Wiridan sih sah-sah saja. Bahkan wirid sendiri sangat dianjurkan dalam Islam. Tentunya, selama hal itu tidak bertentangan dengan ajaran Rasulullah. Lain halnya bila wiridan itu diembel-embeli dengan puasa beberapa hari atau ritual tertentu lainnya. Bukan apa-apa. Maksud hati ingin memperoleh ketenangan batin, tapi yang didapat justru sebaliknya. Diikuti oleh jin yang mengaku sebagai khadam. Istilah lain untuk pembantu atau pelayan dari bangsa jin. Inilah kenyataan yang dialami oleh Firmansyah, pemuda asli Betawi. Pemuda ini mengkisahkan pengalamannya kepada majalah Ghoib di rumahnya Menteng, Jakarta Selatan.

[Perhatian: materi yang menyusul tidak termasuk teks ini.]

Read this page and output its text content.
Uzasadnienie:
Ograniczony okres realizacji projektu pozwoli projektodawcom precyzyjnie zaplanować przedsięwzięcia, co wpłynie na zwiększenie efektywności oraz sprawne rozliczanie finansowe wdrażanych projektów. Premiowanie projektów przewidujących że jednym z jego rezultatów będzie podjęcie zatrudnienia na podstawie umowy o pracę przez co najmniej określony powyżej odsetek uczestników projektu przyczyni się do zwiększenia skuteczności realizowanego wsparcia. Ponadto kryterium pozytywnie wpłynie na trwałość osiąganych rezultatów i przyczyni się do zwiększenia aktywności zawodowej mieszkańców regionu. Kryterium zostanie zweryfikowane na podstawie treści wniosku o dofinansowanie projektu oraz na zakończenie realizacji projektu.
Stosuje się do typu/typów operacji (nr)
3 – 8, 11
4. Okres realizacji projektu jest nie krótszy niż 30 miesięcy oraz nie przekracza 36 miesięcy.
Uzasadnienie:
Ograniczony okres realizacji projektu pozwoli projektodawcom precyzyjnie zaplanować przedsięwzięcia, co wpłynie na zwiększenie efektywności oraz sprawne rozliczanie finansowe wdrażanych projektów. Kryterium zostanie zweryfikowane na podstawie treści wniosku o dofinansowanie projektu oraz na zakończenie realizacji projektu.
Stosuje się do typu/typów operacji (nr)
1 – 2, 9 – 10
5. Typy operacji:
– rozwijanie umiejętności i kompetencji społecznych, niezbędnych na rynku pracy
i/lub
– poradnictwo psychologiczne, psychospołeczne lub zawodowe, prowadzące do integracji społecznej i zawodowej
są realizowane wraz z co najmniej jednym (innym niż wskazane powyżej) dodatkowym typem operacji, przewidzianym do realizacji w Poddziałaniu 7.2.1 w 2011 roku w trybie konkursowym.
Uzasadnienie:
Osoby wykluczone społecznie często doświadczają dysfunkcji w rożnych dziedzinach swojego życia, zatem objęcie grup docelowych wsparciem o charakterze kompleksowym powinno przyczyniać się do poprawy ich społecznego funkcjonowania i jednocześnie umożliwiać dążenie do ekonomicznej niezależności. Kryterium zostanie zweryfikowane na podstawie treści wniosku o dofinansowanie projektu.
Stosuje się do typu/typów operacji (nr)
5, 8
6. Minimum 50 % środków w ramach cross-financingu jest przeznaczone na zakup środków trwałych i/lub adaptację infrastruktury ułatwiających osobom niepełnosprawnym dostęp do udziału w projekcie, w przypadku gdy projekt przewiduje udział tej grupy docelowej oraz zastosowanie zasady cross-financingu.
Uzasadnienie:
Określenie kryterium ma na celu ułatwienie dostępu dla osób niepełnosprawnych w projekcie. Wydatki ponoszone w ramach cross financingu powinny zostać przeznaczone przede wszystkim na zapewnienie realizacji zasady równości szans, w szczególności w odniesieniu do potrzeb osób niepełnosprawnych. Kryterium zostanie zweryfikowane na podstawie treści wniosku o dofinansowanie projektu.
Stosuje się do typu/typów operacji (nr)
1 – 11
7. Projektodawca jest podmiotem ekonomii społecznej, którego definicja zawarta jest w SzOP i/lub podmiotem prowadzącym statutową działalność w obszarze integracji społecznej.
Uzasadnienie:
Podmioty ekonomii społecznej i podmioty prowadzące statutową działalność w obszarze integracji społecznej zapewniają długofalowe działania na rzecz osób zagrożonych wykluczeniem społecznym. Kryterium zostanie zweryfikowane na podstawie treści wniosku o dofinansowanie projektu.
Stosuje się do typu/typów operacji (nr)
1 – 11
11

Sewaktu sekolah Aliyah dulu, sekitar tahun 1996, saya mengalami suatu peristiwa yang membawa saya ke dalam pengembaraan panjang. Sebagai seorang pemuda yang bergelut dengan dunia jin melalui wiridan.
Peristiwa terjadi pada suatu pagi yang cerah, saat saya sholat dhuha di masjid tua di daerah kuningan. Saat itu, di dalam masjid tidak ada orang lain, hanya saya seorang diri. Kemudian muncul keinginan untuk belajar pidato. Maka dengan tenang layaknya seorang ustadz, saya melangkah ke mimbar. Lalu duduk sejenak di kursi saya raih tongkat yang ada kemudian bergaya seperti seorang khotib. Dan secara perlahan meski sedikit gemetar, saya latihan khutbah, “Alhamdulillah. Alhamdulillahilladzi…”
Nah, satu minggu setelah kejadian itu saya merasakan kehadiran seseorang yang tidak terlihat. Saya suka ngomong sendiri. Kalau di kelas badan terasa lemas dan tidak bergairah. Untuk menjawab soal pun terasa agak sulit. Selain itu, saya saya mudah kesurupan. Misalnya, ketika sedang mengikuti pengajian disebuah masjid, tiba-tiba badan saya merinding. Merasa seperti itu, saya segera pulang. Begitu tiba di rumah saya langsung berteriak, “Hua ha ha…” saya kesurupan. Kemudian Bapak membaca ayat kursi, tapi jinnya tidak merasa apa-apa. Sepuluh menit kemudian jinnya itu pergi begitu saja.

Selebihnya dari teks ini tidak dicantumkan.